The present micro-structure characterization represented in this Research Topic proposed the state-of-art techniques. Employing these quantitative parameters, it is helpful to explain the effect of microstructure on macroscopic properties like elastic modulus, conductivity and strength.

A laboratory or in-situ test is a common technique to analyze the physical parameters of geomaterials [2]. Experimental studies can be categorized into two types in this Research Topic. The first is the natural geomaterials with heterogeneous structures. The microscopic structure of natural geomaterial has apparent diversity. Zhang et al. implemented a triaxial experiment for rock samples with different sampling angles and got the relationship between strength parameters and inherent anisotropy.

Another type of test is for the artificial materials with different components. Li et al. proposed a polyvinyl alcohol (PVA) reinforcement method to improve the stability of sand slopes in Southeast Tibet. Cao et al. presented a Brazilian compression test incorporating a scanning electron microscope for sandstone containing pre-existing cracks. Compared with natural geomaterials, the artificial material is more appropriate in designing geomaterial with high physical properties.

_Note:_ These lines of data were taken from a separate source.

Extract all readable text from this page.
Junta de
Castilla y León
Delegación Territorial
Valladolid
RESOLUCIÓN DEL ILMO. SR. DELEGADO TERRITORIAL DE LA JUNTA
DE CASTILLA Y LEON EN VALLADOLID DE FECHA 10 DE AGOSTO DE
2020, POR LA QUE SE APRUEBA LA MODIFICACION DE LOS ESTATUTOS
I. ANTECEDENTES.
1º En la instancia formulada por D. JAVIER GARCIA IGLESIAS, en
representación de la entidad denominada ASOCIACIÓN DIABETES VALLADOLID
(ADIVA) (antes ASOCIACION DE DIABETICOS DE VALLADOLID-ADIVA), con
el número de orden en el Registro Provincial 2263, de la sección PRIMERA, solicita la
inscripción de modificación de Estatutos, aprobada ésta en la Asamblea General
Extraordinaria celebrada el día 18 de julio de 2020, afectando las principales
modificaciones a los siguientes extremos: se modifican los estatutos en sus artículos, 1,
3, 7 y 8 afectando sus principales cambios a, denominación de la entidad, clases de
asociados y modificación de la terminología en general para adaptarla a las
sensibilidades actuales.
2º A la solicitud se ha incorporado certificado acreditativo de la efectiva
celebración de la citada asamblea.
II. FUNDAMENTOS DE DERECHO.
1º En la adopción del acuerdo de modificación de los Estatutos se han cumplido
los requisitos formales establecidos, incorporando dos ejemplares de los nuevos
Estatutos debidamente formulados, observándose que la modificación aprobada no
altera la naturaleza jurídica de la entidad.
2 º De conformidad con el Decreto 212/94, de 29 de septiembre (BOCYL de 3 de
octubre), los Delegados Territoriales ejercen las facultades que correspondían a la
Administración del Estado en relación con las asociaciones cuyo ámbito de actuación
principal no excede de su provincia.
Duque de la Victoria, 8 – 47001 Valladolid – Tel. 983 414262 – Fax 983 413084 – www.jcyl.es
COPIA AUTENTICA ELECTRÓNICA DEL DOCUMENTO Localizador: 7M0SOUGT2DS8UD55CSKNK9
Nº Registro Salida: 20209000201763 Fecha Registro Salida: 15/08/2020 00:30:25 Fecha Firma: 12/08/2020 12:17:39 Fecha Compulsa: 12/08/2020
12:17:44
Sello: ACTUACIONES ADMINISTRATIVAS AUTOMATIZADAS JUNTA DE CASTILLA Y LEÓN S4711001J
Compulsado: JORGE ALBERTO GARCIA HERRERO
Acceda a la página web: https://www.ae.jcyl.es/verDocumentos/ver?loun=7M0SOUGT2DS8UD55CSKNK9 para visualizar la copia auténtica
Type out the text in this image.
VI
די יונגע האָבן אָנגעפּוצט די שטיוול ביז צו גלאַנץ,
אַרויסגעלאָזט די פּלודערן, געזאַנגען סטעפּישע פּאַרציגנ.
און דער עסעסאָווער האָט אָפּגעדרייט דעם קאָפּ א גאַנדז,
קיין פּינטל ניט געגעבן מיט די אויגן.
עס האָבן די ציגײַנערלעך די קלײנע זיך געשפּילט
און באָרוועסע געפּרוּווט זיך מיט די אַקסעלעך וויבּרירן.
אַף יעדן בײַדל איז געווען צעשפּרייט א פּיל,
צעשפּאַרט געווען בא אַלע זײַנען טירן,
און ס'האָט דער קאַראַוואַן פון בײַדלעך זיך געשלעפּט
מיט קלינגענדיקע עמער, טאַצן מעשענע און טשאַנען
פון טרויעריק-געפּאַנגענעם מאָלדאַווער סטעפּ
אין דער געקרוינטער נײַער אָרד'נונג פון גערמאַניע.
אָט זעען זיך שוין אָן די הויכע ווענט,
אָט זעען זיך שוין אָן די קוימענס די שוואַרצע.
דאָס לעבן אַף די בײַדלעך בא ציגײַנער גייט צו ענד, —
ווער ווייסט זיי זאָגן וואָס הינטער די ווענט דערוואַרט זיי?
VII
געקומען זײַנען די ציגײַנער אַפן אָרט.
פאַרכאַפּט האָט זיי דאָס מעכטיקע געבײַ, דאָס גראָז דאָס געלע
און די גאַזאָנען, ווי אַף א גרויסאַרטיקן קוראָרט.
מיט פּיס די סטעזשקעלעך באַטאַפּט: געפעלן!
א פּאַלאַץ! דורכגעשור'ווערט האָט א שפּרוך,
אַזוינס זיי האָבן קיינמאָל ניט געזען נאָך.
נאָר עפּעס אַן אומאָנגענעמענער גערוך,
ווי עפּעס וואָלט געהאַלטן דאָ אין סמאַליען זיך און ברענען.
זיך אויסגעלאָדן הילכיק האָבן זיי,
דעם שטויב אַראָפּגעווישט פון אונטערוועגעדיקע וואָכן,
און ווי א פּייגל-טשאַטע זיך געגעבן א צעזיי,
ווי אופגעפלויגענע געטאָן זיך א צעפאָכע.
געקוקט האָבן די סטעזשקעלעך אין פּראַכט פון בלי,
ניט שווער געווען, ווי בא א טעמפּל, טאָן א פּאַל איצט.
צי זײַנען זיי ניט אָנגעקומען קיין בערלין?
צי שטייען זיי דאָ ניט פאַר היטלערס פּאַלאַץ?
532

The constitution model to describe the mechanical behavior of the material can date back to the 17th century. Incorporating the microscopic structure in the constitution model is an efficient solution that can be easily used in many commercial and open-source codes. Chao et al. presents a simple homogenized-based elastoplastic damage constitutive model of porous rock material consider the heterogeneities of the studied porous rock. Based on the proper assumption, this kind of model can predict the primary mechanical behavior of heterogeneous geomaterial.

Due to the limitation of analytical solutions, most multiscale constitution models are established based on the simple assumption. For example, the shape of the pore is spherical, and the crack is penny-shaped in these models. Compared with the multiscale constitution model, a numerical method is applicable for complex shapes. Yan et al. presented a numerical simulation of irregular columnar jointed rock mass mechanical properties based on the Voronoi random graph generation algorithm and contact surface elements. It is noted that the numerical method often consumes a huge amount of computation cost for complex structures.